価格的にも魅力的な、A6オールロードのスケールダウン
自動車に対する人間の趣味趣向というものは、時として合理性とは相反するものだ。ここ数年、地球温暖化を憂慮し、CO2排出量を減らさなければならないと多くの人たちが考えているはずなのだが、各国の自動車市場では大きくて重いSUVは相変わらず売れているし、とくに、罪悪感の少ない、言い訳のできるコンパクトSUVは、確実に伸びている。
こうした状況下で、アウディが2000年からSUVの代案として市場に送り込んでいるオールロードという商品が意味を持ってくる。A6アバントをベースにしたクロスオーバーモデルは、昨年(編集部註:2008年)全世界で1万1000台を販売した。数は多くないが、今後さらに厳しくなる環境下で、需要は増える可能性はある。
そしてアウディは一歩進んだ形で具体案を提示した。A4オールロードクワトロである。これならばコンパクトSUVに価格的にも対抗できるし、先に同社から発売されたオーセンティックSUVのQ5と競合する可能性も少ないというわけだ。
A4アバントをベースにしたオールロードクワトロは、コンセプトも含め当然のことながら兄貴分のA6オールロードのスケールダウンモデルである。ただし若干の違いはエクステリアに発見される。たとえばフロント中央のマッドガードには、スポイラー状に車幅いっぱいにアルミ風プロテクターが取り付けられている。またリアエンドのプロテクターというかディフューザー風のフィニッシャーも、ツインマフラーカッターを取り囲むほどワイドに広がっている。

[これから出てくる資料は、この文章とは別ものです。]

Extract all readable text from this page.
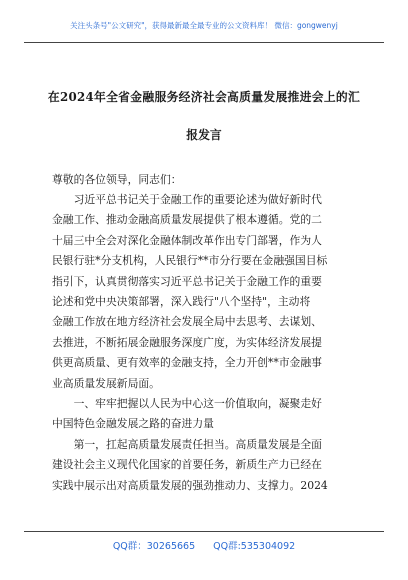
关注头条号"公文研究"，获得最新最全最专业的公文资料库！ 微信：gongwenyj
在2024年全省金融服务经济社会高质量发展推进会上的汇
报发言

尊敬的各位领导，同志们：

　　习近平总书记关于金融工作的重要论述为做好新时代

金融工作、推动金融高质量发展提供了根本遵循。党的二

十届三中全会对深化金融体制改革作出专门部署，作为人

民银行驻*分支机构，人民银行**市分行要在金融强国目标

指引下，认真贯彻落实习近平总书记关于金融工作的重要

论述和党中央决策部署，深入践行"八个坚持"，主动将

金融工作放在地方经济社会发展全局中去思考、去谋划、

去推进，不断拓展金融服务深度广度，为实体经济发展提

供更高质量、更有效率的金融支持，全力开创**市金融事

业高质量发展新局面。

　　一、牢牢把握以人民为中心这一价值取向，凝聚走好

中国特色金融发展之路的奋进力量

　　第一，扛起高质量发展责任担当。高质量发展是全面

建设社会主义现代化国家的首要任务，新质生产力已经在

实践中展示出对高质量发展的强劲推动力、支撑力。2024

QQ群：30265665 QQ群:535304092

一方、18インチタイヤを囲むプラスチック製のホイールアーチやQシリーズと同じ縦のラインを強調したメッシュグリルなどの意匠は共通で、オフロードファミリーである証しとなっている。
ボディサイズは全長4721mm、全幅1841mm、全高は1495mmと、A4アバントよりわずかに大きいが、これは主にオフロードを演出するアプリケーションによるもの。また悪路の走破性を考えて地上高は37mm上がって180mmとなったが、前後のトレッドがそれぞれ20mm広がったためか腰高には見えない。